Lianne Manzer’s love for astronomy lead her into sciences in high school, thanks to an encouraging high school teacher. It wasn’t until she went to college that she felt like a minority in the field of science, technology, engineering and mathematics, also known as STEM.
It was in that male-dominated environment when Manzer became more confident in her abilities. “I had to be able to step up and communicate or I’d get lost,” she says.
Choosing a career path in science
Manzer was in her final year of high school when she had to decide which of her two very different passions to pursue — cooking or astronomy.
She took the natural science route, leaving culinary school as a backup plan in case her passion for planets and the galaxy waned. She chose to study at Toronto’s York University, in part because the school had its own on-site telescope.

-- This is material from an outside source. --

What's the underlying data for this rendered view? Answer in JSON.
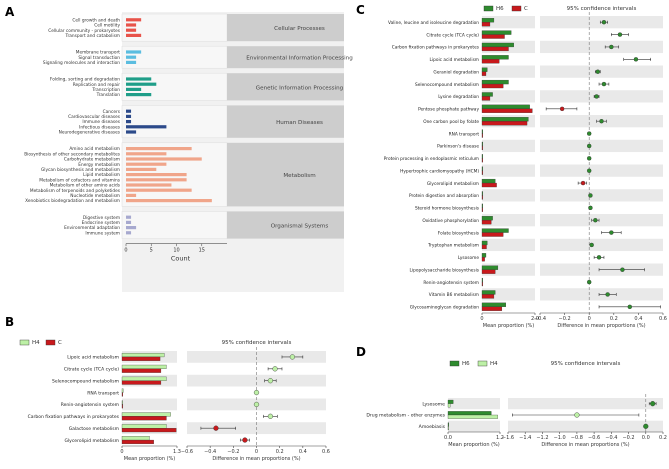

“That was the tipping point,” says Manzer, a self-described “nerd” who “has always been curious.”
Manzer’s parents wondered what kind of job could come from studying celestial objects, but also believed the field’s foundations in math, physics and chemistry could lead to a successful career, of some kind, in the sciences.
Manzer recalls her parents certainly had reservations, given the limited career opportunities in this field. “But they let me run with it, to see where it took me.”
After earning a Bachelor of Science degree in physics and astronomy, Manzer moved on to a Master’s of Science in astrophysics and was one of only two women in a class of 20 who graduated in 2012.
Starting the job search
An online search for jobs based on her education and expertise surfaced only a handful of opportunities. But broadening her search to include data science and information technology skills seemed more promising.
She also had an interest in finance, given her father spent much of his career working in financial services before retiring about 10 years ago. In 2013, Manzer landed an entry-level position in RBC’s compliance department in Canada. Her job wasn’t directly related to her education, but she did work with databases to help analyze and respond to retail investor clients.
It was a crash course in finance for Manzer and set her up for a transfer 21 months later to the analytics department at RBC Wealth Management, where she has progressed to her current role as director, data science.
“I didn’t know much about finance going into the first job at RBC,” says Manzer. “I think anyone starting out [in financial services], if they get the chance, should start in compliance. You learn everything about the risk side of the business, which I find beneficial for my job right now.”
Using artificial intelligence to help clients
As a data scientist, Manzer’s role is to use data — as well as artificial intelligence (AI) and machine learning — to solve problems and find solutions for the Wealth Management business.
In her role, Manzer and her team are supported by the wider Wealth Management Applied Analytics and Innovation team, which is a network of data engineers, full stack developers and cloud engineers who work with cutting edge technology.
In their day-to-day, the data science team tackles many complex problems, including client attrition, and summarizes and recommends research using natural language processing.
“It’s about drawing insights out of data using a more structured scientific method and applying techniques — such as AI and machine learning — to learn from the data,” Manzer says.
The job sounds complex — and it is — but it boils down to using data to create and innovate.
“I love having this blanket of data in front of me, not knowing what it says. From there, I explore it, discovering things along the way, and telling a story from it. I think that last bit, telling the story, is my favorite part.”
Encouraging women in STEM
Through her role at RBC, Manzer also does a lot of public speaking, including visiting universities to talk about her work and inspire others, particularly women, to pursue a career in STEM.
Her advice for women in male-dominated industries is be more confident, and less afraid of making mistakes.
“I find a lot of women are afraid to speak their mind,” she says. “They may know a lot more than they think they do because they don’t have the confidence to talk about it ... Maybe you don’t known everything [on a particular subject], but you know something, so don’t be afraid to speak up.”
Meanwhile, Manzer hasn’t given up on her love for cooking, despite taking a much different career path. “I’m still a big cook today,” she says. “It’s a huge passion of mine.”
Her latest culinary adventure is trying to bake a loaf of bread a week for a year, a challenge she lovingly refers to as “52 weeks of bread.”
Cooking, at least how Manzer does it, is somewhat similar to data science, given its measured approach and mixture of various ingredients. However, the outcome in the kitchen is likely more mouth-watering than what comes out on the computer, or at least that’s Manzer’s goal.